Balancing competing tensions: Warwick’s Prof. Heracleous on ambidextrous companies
Warwick Business School Professor of Business Strategy Loizos Heracleous shared with over 200 industry professionals, including Finance Minister Harris Georgiades, a lecture on the essence of business strategy and how companies can achieve ambidexterity.
Organised by the European Institute of Management and Finance (EIMF) and Plus500, the Israel-based global trading platform with offices in Cyprus, Prof. Heracleous’s hour-long discussion focused on the essence of business strategy and what it takes for a company to become ambidextrous.
For Marios Siathas, General Manager of EIMF, it was the right economic climate to organise this lecture, considering that “the worst is really behind us and a bright future lies ahead.”
Marios credited the local business community for this financial upsurge, remarking on how “their perseverance and hard work managed to maintain the level of services and provision of support at the highest standard.”
Ofir Chudin, CEO of Plus500CY Ltd., shared this sentiment, adding that the island “has demonstrated time and time again that, even after cataclysmic events such as the economic and banking crises of 2013, it has the strong determination and the ability to bounce back, bigger and stronger.”
Taking as points of reference case studies involving companies such as Apple, Toyota, Singapore Airlines, Uber, airbnb, Narayana Hrudayalaya Hospitals and NASA, Prof. Heracleous challenged the audience to think in terms of balancing the competing tensions of exploration — prowling for new opportunities—and exploitation — using available resources to their fullest.
Heracleous stressed the fact that balance is imperative and that companies have “a limited lifespan if you only exploit or only explore.”
He cited the case of Xerox in the 1970s and 80s and its inability to integrate the work being done by its Palo Alto Research Centre (PARC).
More specifically, Heracleous touched upon the reasons for Xerox’s slowdown, mentioning the favouring of the dominant logic, disjointed inventions that were cast aside, and politicking “more vicious than that in [former US President Richard] Nixon’s government” as the main culprits behind the company’s failure.
He then focused exclusively on Apple and “the level of efficiency with which innovation, design, exceptional financial performance and premium offerings are accomplished.”

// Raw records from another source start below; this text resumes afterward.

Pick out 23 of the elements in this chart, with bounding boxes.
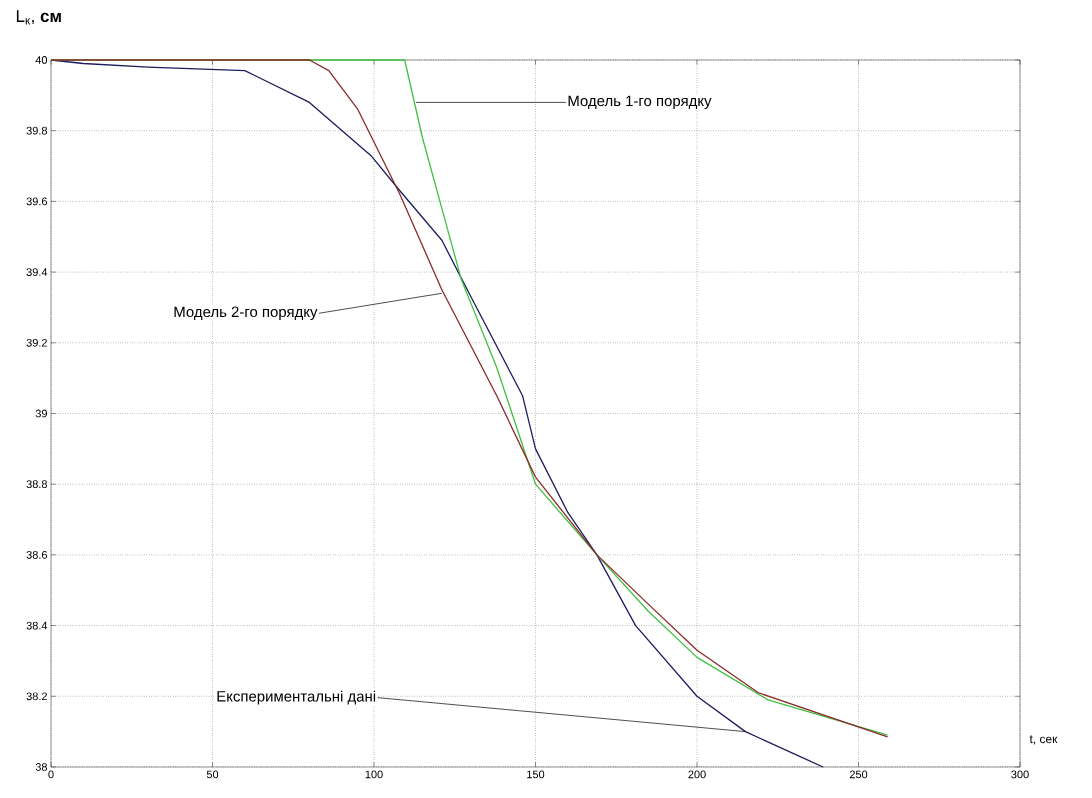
x-tick-label: 250: [849, 770, 868, 779]
y-tick-label: 39: [35, 409, 47, 418]
x-tick-label: 200: [688, 770, 706, 779]
y-tick-label: 38.4: [26, 621, 48, 630]
x-tick-label: 300: [1011, 770, 1029, 779]
annotation: Модель 2-го порядку: [174, 306, 318, 321]
y-tick-label: 38.8: [26, 480, 47, 489]
y-axis-title: L$_{к}$, см: [16, 10, 61, 25]
annotation: Експериментальні дані: [217, 690, 376, 705]
y-tick-label: 39.2: [26, 338, 47, 347]
y-tick-label: 39.4: [26, 268, 48, 276]
y-tick-label: 39.6: [26, 197, 47, 206]
y-tick-label: 39.8: [26, 126, 47, 135]
y-tick-label: 38.6: [26, 551, 47, 559]
y-tick-label: 40: [35, 56, 48, 64]
x-axis-title: t, сек: [1029, 735, 1058, 745]
annotation: Модель 1-го порядку: [568, 95, 712, 110]
x-tick-label: 150: [527, 770, 545, 779]
x-tick-label: 100: [365, 770, 383, 779]
y-tick-label: 38: [35, 763, 47, 771]
x-tick-label: 50: [206, 770, 219, 779]
y-tick-label: 38.2: [26, 692, 47, 701]
x-tick-label: 0: [48, 770, 54, 779]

Banking on Apple as his primary example, Prof. Heracleous explained that the key to ambidexterity is to apply a five-tiered framework that balances competing tensions.
Most importantly, he said, this model allows a company to “make strategic use of technology,” “configure [company] culture and processes,” make “investment decisions beyond financials towards ambidexterity,” and “harness the power of business systems and networks,” all linked by “an ambidextrous leader” who’s willing to emphasise both exploitation and exploration.